As mentioned earlier in the article, the best course of action during periods of market volatility is to tune out the noise of everyday headlines and staying the course. If the March 2020 volatility was too much for you to bear, perhaps your tolerance for market risk is not as high as you thought. Now would be a good time to reassess your risk tolerance and consider a tilt towards more defensive products such as bonds, to help protect your portfolio from the next inevitable dip.
And if doing this on your own sounds too hard, consider seeking out the advice of a financial adviser. The value of a good financial adviser is most evident during periods of market volatility and not solely because of your portfolio returns. The emotional support provided during a period of anxiety is invaluable and should not be measured purely in dollar terms.

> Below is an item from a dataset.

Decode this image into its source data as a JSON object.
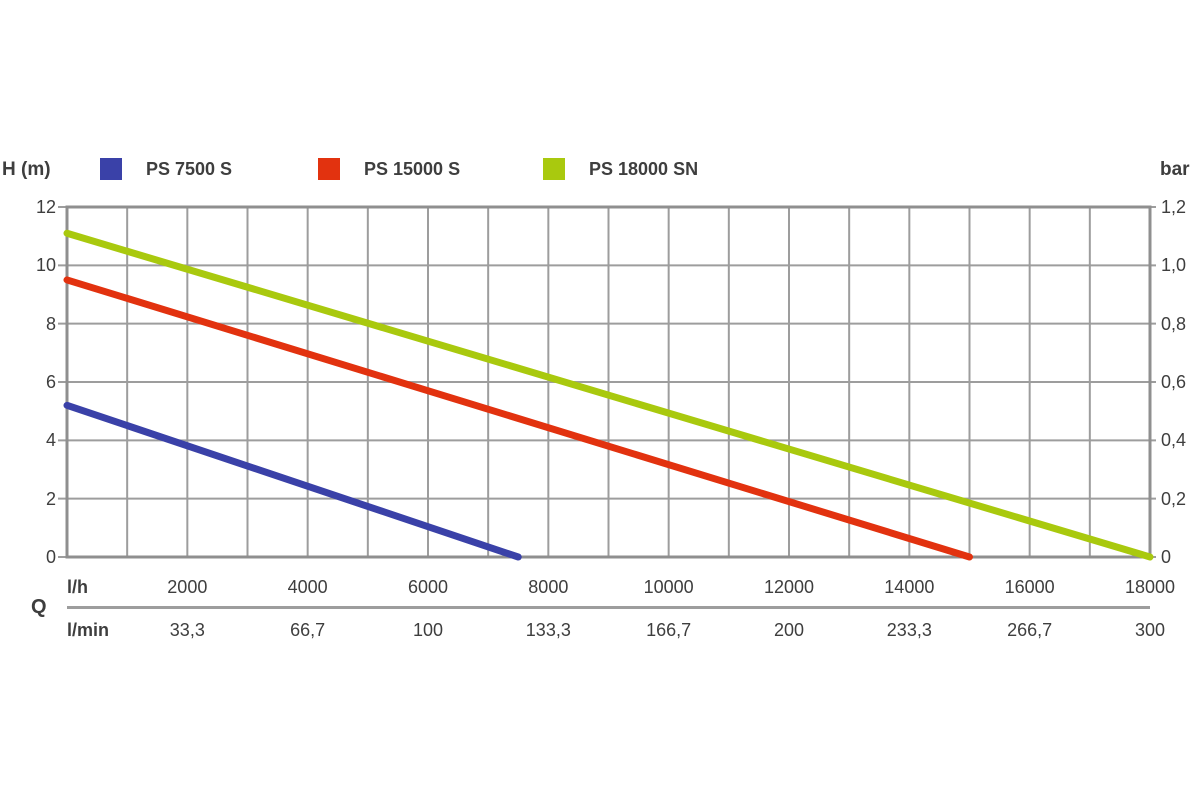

Finally, with the prospect of low yields and muted returns for the foreseeable future, it can be tempting to allocate more of your investment portfolio to equities, in a bid to meet your spending needs. But consider that you will be greatly elevating your portfolio risk at what is probably the most conservative phase of your investment journey. Instead of tilting your portfolio towards value stocks, perhaps consider the use of a total returns approach instead of relying on dividends to deliver income.
2020 rewarded disciplined investors for remaining invested in the financial markets despite troubling headlines and a challenging environment. It would be prudent to maintain this discipline and long-term focus for the years ahead.
The total returns approach
The alternative to an income-oriented strategy is the total returns approach, where a portfolio's asset allocation is set at a level that can sustainably support the spending required to meet those goals and encourages the use of capital returns when necessary.
It is a strategy that looks at all sources of return from your portfolio, both income and capital –first assessing an individual or household's goals and risk tolerance, and then setting the asset allocation at a level that can sustainably support the spending required to meet those goals.
Unlike an income-oriented strategy which generally utilises returns as income and preserves capital, the total-return approach encourages the use of capital returns when necessary.
During periods where the income yield of a portfolio falls below an investor's spending needs, the capital value of the portfolio can be spent to make up the shortfall. As long as the total return drawn from the portfolio doesn't exceed the sustainable spending rate over the long term, this approach can smooth out spending during the volatile periods for markets which inevitably occur.
Of course it may also require the discipline to reinvest a portion of the income yield during periods where the income generated by the portfolio is higher than the sustainable spending rate.
It should be noted that while capital returns - best represented by the price movement of shares - can be a volatile component of this strategy, taking a long-term view is paramount.